The development of multicellular organisms relies on extracellular signaling pathways regulating the patterning and specification of tissues, with the same pathway often being deployed to serve many different functions. The development of Xenopus laevis has served as a classic model for identifying context specific transcriptional targets of signaling pathways and the regulatory loci responsible for their precise expression. The focus of this dissertation was to understand the regulation of the Wnt/ -catenin transcriptional target genes such that the correct patterns of expression are formed during gastrulation. During gastrulation Wnt, along with FGF, function to form the anterior to posterior axis of the embryo by inducing expression of target genes necessary for posterior identity. Target genes of the Wnt signaling pathway during gastrulation are not the same as those induced at early and later times and in addition, form different patterns. I begin in Chapter I by summarizing the early inductive events during Xenopus development that form the proper tissues for Wnt to act on as well as provide an overview of our current understanding of gene regulation and methods used to discover gene regulatory networks. In Chapter II, I explain the methods used in my dissertation. Then in Chapter III, I identify direct transcriptional targets of the Wnt signaling pathway. I found that this set of target genes are expressed around the blastopore during gastrulation, contain -catenin bound regions within 50kb of the gene, and are reduced in expression as a result of Wnt signaling knockdown. Next, in Chapter IV, I focus on two transcription factors, Sox2 and Zic1/2/3, to explore whether they are co-regulating a subset of Wnt target genes to provide context dependent activation.
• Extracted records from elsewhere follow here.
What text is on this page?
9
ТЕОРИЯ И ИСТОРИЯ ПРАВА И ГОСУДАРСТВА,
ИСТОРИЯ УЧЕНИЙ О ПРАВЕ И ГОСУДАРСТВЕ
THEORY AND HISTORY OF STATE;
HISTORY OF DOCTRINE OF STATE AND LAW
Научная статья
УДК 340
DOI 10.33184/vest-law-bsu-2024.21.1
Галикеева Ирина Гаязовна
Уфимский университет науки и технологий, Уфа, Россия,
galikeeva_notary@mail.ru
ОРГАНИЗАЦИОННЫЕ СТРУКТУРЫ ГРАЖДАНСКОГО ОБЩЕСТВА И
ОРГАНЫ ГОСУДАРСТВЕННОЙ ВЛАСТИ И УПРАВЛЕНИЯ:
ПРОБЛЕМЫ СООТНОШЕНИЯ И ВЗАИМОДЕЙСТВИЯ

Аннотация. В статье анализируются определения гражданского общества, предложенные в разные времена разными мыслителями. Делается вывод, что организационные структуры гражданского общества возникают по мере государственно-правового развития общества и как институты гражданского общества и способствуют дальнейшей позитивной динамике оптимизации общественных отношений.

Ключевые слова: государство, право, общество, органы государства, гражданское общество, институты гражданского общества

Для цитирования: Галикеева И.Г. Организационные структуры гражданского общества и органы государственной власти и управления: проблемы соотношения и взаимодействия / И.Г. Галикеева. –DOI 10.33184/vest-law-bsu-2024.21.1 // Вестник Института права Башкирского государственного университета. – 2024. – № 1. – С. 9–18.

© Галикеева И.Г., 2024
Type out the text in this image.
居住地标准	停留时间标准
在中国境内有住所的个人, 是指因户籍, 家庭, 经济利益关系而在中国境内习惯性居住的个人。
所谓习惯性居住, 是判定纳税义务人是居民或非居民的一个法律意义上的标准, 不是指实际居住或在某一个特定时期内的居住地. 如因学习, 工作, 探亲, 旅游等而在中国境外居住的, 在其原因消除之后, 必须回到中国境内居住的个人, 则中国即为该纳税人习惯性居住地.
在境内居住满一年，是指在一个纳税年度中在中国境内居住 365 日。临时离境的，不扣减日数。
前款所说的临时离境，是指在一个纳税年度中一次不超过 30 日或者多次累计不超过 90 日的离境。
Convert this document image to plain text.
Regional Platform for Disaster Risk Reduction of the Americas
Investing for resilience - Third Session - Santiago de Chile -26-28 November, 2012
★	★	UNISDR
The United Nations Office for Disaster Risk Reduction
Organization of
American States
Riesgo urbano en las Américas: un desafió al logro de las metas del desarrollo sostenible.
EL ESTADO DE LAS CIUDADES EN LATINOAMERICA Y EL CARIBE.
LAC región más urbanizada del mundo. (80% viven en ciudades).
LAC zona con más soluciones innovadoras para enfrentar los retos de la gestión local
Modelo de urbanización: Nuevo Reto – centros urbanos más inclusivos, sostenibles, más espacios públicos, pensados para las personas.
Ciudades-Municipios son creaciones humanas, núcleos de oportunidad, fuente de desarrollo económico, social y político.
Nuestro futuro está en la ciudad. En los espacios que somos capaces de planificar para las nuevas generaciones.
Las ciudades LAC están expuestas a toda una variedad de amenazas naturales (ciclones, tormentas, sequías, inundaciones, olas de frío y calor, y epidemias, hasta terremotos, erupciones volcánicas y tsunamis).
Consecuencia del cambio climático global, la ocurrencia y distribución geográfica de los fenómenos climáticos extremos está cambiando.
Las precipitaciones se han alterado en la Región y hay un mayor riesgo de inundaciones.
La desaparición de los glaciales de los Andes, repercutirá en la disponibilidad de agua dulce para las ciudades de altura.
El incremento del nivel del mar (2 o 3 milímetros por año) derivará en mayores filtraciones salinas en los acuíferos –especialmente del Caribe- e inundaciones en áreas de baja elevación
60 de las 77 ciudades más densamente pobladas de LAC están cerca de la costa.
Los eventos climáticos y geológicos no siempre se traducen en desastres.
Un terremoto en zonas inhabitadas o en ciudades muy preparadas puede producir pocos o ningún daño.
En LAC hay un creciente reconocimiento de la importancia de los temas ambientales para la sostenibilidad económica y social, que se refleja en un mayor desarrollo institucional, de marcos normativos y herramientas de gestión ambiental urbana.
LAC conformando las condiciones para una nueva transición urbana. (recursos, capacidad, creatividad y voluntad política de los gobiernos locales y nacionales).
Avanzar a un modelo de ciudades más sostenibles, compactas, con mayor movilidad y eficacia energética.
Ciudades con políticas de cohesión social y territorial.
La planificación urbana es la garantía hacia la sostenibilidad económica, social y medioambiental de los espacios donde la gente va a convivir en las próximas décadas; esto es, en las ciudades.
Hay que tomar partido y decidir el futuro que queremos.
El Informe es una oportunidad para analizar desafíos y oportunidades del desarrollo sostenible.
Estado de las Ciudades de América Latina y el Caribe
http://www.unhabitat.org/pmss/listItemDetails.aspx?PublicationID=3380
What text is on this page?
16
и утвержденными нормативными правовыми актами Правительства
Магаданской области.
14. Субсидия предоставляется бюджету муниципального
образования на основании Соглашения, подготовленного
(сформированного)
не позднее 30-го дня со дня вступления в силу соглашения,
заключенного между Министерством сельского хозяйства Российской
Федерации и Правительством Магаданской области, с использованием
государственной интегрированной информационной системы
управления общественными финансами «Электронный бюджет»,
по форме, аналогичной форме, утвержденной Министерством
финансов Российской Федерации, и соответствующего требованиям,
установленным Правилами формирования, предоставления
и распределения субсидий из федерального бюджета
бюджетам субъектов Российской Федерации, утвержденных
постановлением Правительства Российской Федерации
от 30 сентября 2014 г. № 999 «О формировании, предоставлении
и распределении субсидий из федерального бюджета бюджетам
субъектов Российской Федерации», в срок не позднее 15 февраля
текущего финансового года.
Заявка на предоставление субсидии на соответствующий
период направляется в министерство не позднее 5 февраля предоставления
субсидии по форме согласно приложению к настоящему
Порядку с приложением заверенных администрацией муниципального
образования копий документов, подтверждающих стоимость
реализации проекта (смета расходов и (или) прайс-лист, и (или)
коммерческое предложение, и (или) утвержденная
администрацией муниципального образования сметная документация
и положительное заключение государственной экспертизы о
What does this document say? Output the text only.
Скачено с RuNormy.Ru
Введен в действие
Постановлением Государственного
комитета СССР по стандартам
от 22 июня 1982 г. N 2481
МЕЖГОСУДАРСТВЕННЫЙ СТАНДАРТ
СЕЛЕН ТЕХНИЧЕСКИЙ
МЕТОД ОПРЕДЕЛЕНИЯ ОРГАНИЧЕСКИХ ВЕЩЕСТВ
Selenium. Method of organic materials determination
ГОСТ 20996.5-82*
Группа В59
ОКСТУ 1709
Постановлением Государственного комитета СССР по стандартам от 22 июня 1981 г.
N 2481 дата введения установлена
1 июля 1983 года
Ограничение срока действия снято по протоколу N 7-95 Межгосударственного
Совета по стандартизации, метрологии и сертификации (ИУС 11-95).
Lastly, in Chapter V, I aim to understand if FGF directly posteriorizes the embryos by activating either all or a subset of Wnt target genes identified in Chapter III. I found that FGF directly regulates all Wnt target genes during gastrulation. In addition, I found -catenin preferentially binds at the promoter of a subset of genes and that negative regulation in the absence of Wnt signaling may be responsible for the expression patterns of this subset of genes. Together, these results reveal the complex mechanisms of gene regulation that are necessary to insure the precise expression of Wnt and FGF target genes such that they form the anterior to posterior axis.